Picturing the Brain

You may well have already heard about neuro images, a new blog from Neurophilosophy's Mo. As the name suggests, it's all about pictures of the brain. All of them are very pretty. Some are also pretty gruesome.

But images are, of course, more than decoration. There are dozens of ways of picturing the brain, each illuminating different aspects of neural function. Neuropathologists diagnose diseases by examining tissue under the microscope; using various stains you can visualize normal and abnormal cell types -

FDG-PET scans reveal metabolic activity in different areas, which can be used to diagnose tumors amongst much else -

Egaz Moniz, better known as the inventor of "psychosurgery", pioneered cerebral angiography, a technique for visualizing the blood vessels of the brain using x-rays (this is the view from below) -

And so on. However, for all too many cognitive neuroscientists - e.g. fMRI researchers - the only kind of brain images that matter are MRI scans, traditionally black-and-white with "activity" depicted on top in colour -

fMRI is a powerful technique. But there is much more to the brain than that. Even a casual glance down a microscope reveals that brain tissue is composed of a rich variety of cells, the most numerous of which, glia, do not transmit neural signals - they are not "brain cells" at all. And there are many different types of brain cells, which inhabit distinct layers of the cerebral cortex - the cortex has at least six layers in most places, and different things happen in each one.
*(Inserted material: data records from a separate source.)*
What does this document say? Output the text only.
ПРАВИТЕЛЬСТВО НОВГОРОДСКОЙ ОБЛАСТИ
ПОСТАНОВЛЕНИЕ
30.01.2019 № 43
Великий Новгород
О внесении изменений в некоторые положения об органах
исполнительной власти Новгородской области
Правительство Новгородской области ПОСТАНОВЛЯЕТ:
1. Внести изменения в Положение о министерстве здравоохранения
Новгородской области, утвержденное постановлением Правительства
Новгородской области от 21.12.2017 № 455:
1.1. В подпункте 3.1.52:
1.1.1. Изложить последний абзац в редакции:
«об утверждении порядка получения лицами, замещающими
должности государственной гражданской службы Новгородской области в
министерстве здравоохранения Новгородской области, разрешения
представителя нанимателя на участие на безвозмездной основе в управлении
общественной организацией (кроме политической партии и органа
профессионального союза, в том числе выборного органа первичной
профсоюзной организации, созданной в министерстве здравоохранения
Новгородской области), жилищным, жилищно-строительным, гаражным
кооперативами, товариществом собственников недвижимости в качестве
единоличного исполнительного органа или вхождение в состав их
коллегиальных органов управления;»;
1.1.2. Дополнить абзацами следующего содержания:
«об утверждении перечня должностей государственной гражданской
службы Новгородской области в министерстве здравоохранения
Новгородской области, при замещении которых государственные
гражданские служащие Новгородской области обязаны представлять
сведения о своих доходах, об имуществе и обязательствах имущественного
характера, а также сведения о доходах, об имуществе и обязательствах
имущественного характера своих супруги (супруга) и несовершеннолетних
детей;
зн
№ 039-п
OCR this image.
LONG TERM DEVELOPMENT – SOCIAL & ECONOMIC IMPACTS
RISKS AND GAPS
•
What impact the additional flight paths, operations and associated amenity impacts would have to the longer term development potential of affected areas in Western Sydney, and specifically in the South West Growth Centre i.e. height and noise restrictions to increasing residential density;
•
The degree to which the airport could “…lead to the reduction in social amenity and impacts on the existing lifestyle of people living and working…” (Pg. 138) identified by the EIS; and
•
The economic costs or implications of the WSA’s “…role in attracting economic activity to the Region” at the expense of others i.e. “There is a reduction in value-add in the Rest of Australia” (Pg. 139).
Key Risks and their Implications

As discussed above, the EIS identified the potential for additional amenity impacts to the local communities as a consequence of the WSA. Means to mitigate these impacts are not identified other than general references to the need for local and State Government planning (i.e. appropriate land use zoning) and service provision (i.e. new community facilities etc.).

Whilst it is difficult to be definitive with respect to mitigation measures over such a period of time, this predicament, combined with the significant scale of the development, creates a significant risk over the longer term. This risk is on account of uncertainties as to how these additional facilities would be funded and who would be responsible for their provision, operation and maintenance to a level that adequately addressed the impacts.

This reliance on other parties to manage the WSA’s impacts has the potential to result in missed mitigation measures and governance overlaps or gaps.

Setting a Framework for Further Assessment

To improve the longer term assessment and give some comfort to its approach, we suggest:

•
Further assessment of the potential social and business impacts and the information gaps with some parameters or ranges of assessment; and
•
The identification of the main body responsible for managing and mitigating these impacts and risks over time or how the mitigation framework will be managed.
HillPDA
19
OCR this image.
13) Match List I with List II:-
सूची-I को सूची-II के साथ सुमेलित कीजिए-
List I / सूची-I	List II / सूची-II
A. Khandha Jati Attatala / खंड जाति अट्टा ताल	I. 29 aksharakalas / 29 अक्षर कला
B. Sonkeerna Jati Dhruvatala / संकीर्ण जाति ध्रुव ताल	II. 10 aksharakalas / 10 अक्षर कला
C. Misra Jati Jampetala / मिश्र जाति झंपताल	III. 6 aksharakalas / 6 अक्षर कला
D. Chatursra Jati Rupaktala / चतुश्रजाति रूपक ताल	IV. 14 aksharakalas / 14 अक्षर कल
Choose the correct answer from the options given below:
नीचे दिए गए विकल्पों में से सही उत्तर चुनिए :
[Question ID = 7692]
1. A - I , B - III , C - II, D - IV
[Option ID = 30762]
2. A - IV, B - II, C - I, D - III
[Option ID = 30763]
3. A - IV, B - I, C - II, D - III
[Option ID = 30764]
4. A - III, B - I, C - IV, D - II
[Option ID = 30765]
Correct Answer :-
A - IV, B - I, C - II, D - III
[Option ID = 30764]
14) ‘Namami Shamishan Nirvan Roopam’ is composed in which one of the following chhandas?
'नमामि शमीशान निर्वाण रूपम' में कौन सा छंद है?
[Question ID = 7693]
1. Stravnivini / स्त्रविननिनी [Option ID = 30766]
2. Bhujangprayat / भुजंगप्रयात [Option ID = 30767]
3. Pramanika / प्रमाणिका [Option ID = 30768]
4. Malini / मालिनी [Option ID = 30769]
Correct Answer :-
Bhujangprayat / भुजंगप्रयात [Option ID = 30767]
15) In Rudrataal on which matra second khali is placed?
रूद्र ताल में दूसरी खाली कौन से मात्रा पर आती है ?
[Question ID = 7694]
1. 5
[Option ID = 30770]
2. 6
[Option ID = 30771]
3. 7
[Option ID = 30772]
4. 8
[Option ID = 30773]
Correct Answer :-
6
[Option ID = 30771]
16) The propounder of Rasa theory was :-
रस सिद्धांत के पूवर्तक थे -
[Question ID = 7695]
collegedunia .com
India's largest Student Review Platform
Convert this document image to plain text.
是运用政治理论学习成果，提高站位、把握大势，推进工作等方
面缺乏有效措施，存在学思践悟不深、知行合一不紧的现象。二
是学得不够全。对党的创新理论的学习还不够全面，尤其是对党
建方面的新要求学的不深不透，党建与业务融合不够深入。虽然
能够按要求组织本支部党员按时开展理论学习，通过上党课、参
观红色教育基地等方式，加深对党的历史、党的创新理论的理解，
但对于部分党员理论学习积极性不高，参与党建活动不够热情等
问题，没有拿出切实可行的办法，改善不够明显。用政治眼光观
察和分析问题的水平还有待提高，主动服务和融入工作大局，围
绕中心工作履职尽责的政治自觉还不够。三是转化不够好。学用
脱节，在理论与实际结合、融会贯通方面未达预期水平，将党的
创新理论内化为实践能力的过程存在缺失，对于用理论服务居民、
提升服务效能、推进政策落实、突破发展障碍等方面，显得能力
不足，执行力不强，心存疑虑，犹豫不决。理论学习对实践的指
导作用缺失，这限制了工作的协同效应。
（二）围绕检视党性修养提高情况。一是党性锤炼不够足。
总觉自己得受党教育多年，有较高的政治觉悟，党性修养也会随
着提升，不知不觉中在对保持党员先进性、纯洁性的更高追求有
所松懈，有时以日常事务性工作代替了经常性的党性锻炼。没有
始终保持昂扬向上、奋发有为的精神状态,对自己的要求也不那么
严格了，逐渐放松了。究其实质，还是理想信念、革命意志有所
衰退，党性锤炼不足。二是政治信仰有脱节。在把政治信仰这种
The brain, in other words, is a living organ, not a grey canvas across which activity patterns occasionally flash. Of course, no-one denies this, but all too many neuroscientists forget it because in their day-to-day work all they see of the brain is what an MRI scan reveals. This is especially true for those scientists who came to fMRI from a psychology background, many of whom have never studied neurobiology.

Maybe researchers should have to spend a week with a scalpel cutting up an actual brain before they get allowed to use fMRI - this might help to guard against the kind of simplistic "Region X does Y" thinking that plagues the field.